Frontiers in Physiology
Centre for Exercise and Sports Science Research / School of Medical and Health Sciences
Young Investigator Grant from the National Strength and Conditioning Association Foundation (URIAWD07126) / National Strength and Conditioning Association / NIH National Heart, Lung, and Blood Institute (R01HL151452) -AA
Purpose: To determine whether kinetic chain pattern during knee extensor strength training influences quadriceps femoris center of mass and moment of inertia about the hip in a predictable manner as such changes can affect running economy. Methods: Twelve participants completed 8 weeks of both unilateral open (OKC) and closed (CKC) kinetic chain resistance training on opposing legs. Changes in quadriceps femoris muscle volume (VOLQF), center of mass location (CoMQF), and moment of inertia (IQF) about the hip were determined from magnetic resonance images scans.

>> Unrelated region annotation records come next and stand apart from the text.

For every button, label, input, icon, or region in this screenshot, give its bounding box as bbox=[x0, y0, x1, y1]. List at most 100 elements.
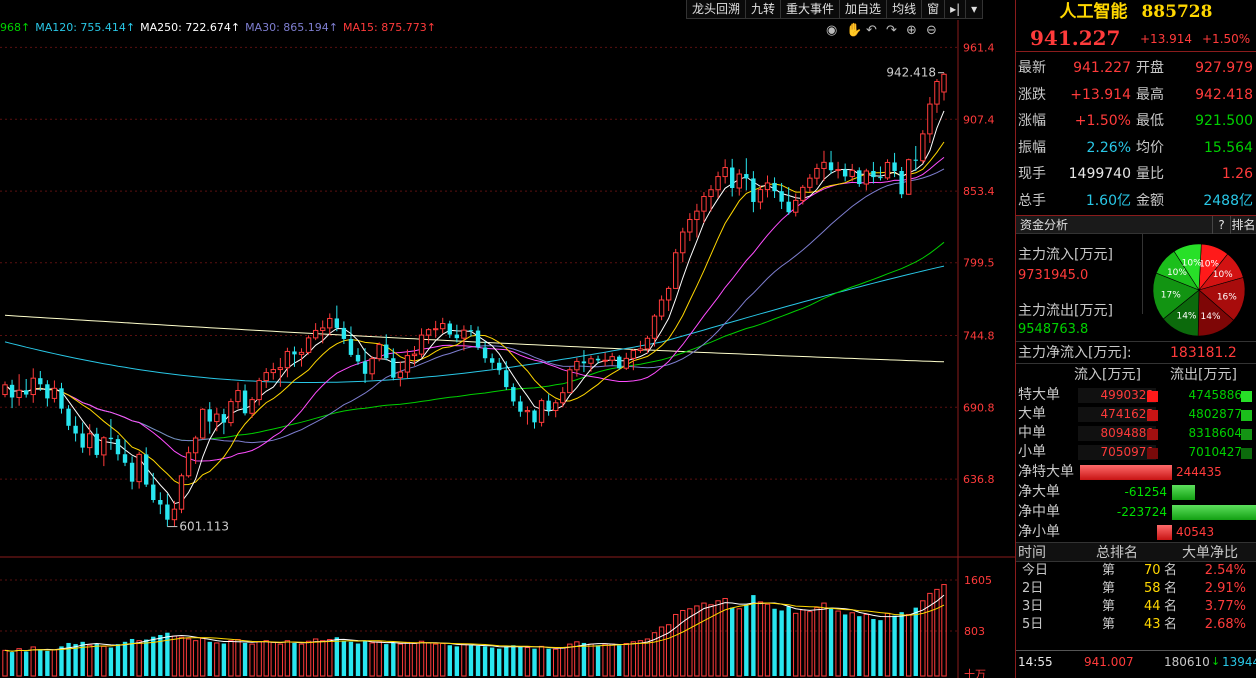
quote-label: 涨跌 bbox=[1018, 86, 1046, 103]
volume-bar-down bbox=[144, 639, 149, 676]
rank-time: 3日 bbox=[1022, 599, 1044, 614]
net-bar bbox=[1156, 525, 1172, 540]
candle-down bbox=[842, 169, 848, 177]
candle-up bbox=[411, 353, 418, 357]
volume-tick-label: 十万 bbox=[964, 667, 986, 678]
candle-down bbox=[115, 439, 121, 455]
volume-bar-up bbox=[256, 641, 262, 677]
triangle-down-icon[interactable]: ▾ bbox=[966, 0, 984, 18]
zoom-out-icon[interactable]: ⊖ bbox=[926, 23, 937, 38]
net-name: 净中单 bbox=[1018, 504, 1060, 520]
chevron-right-icon[interactable]: ▸| bbox=[945, 0, 967, 18]
candle-down bbox=[9, 384, 15, 398]
candle-up bbox=[305, 337, 312, 353]
candle-up bbox=[16, 389, 22, 398]
kline-chart[interactable]: 961.4 907.4 853.4 799.5 744.8 690.8 636.8 1605 8… bbox=[0, 0, 1015, 678]
candle-up bbox=[404, 355, 411, 373]
volume-bar-down bbox=[9, 652, 15, 676]
volume-bar-up bbox=[305, 640, 312, 677]
volume-bar-down bbox=[362, 640, 368, 676]
candle-up bbox=[432, 328, 439, 331]
order-row: 中单 8094880 8318604 bbox=[1016, 424, 1256, 443]
volume-bar-up bbox=[425, 642, 432, 677]
price-tick-label: 690.8 bbox=[963, 401, 995, 414]
candle-up bbox=[821, 161, 827, 169]
candle-up bbox=[320, 327, 326, 331]
candle-up bbox=[298, 351, 305, 355]
candle-down bbox=[475, 330, 481, 348]
volume-bar-up bbox=[920, 600, 926, 677]
help-icon[interactable]: ? bbox=[1212, 216, 1230, 234]
volume-tick-label: 803 bbox=[964, 625, 985, 638]
quote-value: 927.979 bbox=[1195, 60, 1253, 76]
quote-value: 2488亿 bbox=[1203, 192, 1253, 209]
toolbar-item-0[interactable]: 龙头回溯 bbox=[687, 0, 747, 18]
candle-down bbox=[122, 454, 128, 463]
toolbar-item-1[interactable]: 九转 bbox=[746, 0, 782, 18]
candle-down bbox=[355, 354, 361, 362]
rank-button[interactable]: 排名 bbox=[1230, 216, 1256, 234]
quote-label: 总手 bbox=[1018, 192, 1046, 209]
toolbar-item-3[interactable]: 加自选 bbox=[840, 0, 888, 18]
net-row: 净特大单 244435 bbox=[1016, 462, 1256, 482]
zoom-in-icon[interactable]: ⊕ bbox=[906, 23, 917, 38]
hand-icon[interactable]: ✋ bbox=[846, 22, 862, 38]
pie-label: 10% bbox=[1167, 268, 1187, 278]
candle-up bbox=[764, 182, 771, 191]
quote-row: 涨幅 +1.50% 最低 921.500 bbox=[1016, 108, 1256, 135]
candle-up bbox=[757, 189, 764, 203]
volume-bar-down bbox=[165, 632, 170, 676]
candle-down bbox=[779, 191, 784, 202]
candle-down bbox=[207, 409, 212, 422]
rank-table-header: 时间 总排名 大单净比 bbox=[1016, 542, 1256, 562]
quote-label: 最新 bbox=[1018, 60, 1046, 76]
rank-ratio: 3.77% bbox=[1204, 599, 1246, 614]
volume-bar-up bbox=[404, 641, 411, 677]
candle-up bbox=[2, 384, 8, 396]
kline-chart-area[interactable]: 961.4 907.4 853.4 799.5 744.8 690.8 636.8 1605 8… bbox=[0, 0, 1015, 678]
toolbar-item-4[interactable]: 均线 bbox=[887, 0, 923, 18]
quote-value: 1.60亿 bbox=[1085, 192, 1131, 209]
undo-icon[interactable]: ↶ bbox=[866, 23, 877, 38]
candle-up bbox=[715, 176, 721, 191]
order-out-swatch bbox=[1241, 391, 1252, 402]
candle-down bbox=[165, 504, 170, 520]
net-inflow-line: 主力净流入[万元]: 183181.2 bbox=[1016, 342, 1256, 364]
toolbar-item-2[interactable]: 重大事件 bbox=[781, 0, 841, 18]
price-change-pct: +1.50% bbox=[1202, 32, 1251, 46]
ma30-line bbox=[4, 168, 945, 444]
volume-bar-down bbox=[242, 642, 248, 676]
candle-up bbox=[284, 350, 291, 369]
eye-icon[interactable]: ◉ bbox=[826, 23, 837, 38]
candle-down bbox=[617, 356, 622, 369]
redo-icon[interactable]: ↷ bbox=[886, 23, 898, 38]
quote-value: 942.418 bbox=[1195, 86, 1253, 103]
rank-suffix: 名 bbox=[1164, 581, 1178, 596]
candle-down bbox=[913, 159, 918, 161]
quote-label: 涨幅 bbox=[1018, 113, 1046, 130]
volume-bar-up bbox=[397, 643, 404, 677]
net-name: 净大单 bbox=[1018, 484, 1060, 500]
candle-up bbox=[602, 359, 608, 362]
volume-bar-up bbox=[298, 643, 305, 677]
volume-bar-up bbox=[906, 613, 912, 677]
candle-down bbox=[744, 174, 749, 179]
volume-bar-down bbox=[23, 651, 29, 676]
candle-up bbox=[263, 372, 269, 382]
candle-up bbox=[814, 167, 820, 179]
volume-bar-down bbox=[341, 640, 347, 676]
volume-bar-up bbox=[30, 646, 36, 677]
volume-bar-up bbox=[863, 613, 870, 677]
order-in-value: 4741623 bbox=[1078, 407, 1156, 422]
volume-bar-up bbox=[941, 584, 947, 677]
rank-suffix: 名 bbox=[1164, 599, 1178, 614]
candle-up bbox=[708, 189, 714, 198]
volume-bar-up bbox=[708, 604, 714, 677]
rank-number: 58 bbox=[1144, 581, 1161, 596]
tick-last: 13944 bbox=[1222, 655, 1256, 669]
toolbar-item-5[interactable]: 窗 bbox=[922, 0, 946, 18]
volume-bar-down bbox=[207, 641, 212, 676]
candle-down bbox=[730, 167, 735, 189]
fund-analysis-title[interactable]: 资金分析 bbox=[1020, 216, 1068, 234]
fund-analysis-bar: 资金分析 ? 排名 bbox=[1016, 216, 1256, 234]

Regional hemodynamics of the vastus lateralis taken at 30% and 70% of muscle length during OKC and CKC bouts early in the training program were measured using near-infrared spectroscopy (NIRS) and used post hoc to predict changes in CoMQF. Results: While increases in VOLQF were similar between OKC (Δ79.5 ± 87.9 cm3) and CKC (Δ60.2 ± 110.5 cm3, p = 0.29), the patterns of hypertrophy differed; a distal shift in CoMQF (Δ2.4 ± 0.4 cm, p < 0.001) and increase in IQF (Δ0.017 ± 0.014 kg m2, p < 0.001) occurred in OKC but not in CKC (CoMQF: Δ-2.2 ± 2.0 cm, IQF: Δ-0.022 ± 0.020 kg m2, p > 0.05). Regional hemodynamics assessed by NIRS during a single training session displayed similar exercise and regional differences and predicted 39.6% of observed changes in CoMQF. Conclusions: Exercise selection influences muscle shape sufficiently to affect CoMQF and IQF, and these changes may be predicted in part from NIRS measurements during a single workout. Given IQF is inversely related to running economy and since CKC exercise provides a more proximal pattern of hypertrophy than OKC, it may be more preferential for running. The results from the present study also highlight the potential of NIRS as a tool for predicting patterns of hypertrophy between different exercises and exercise conditions.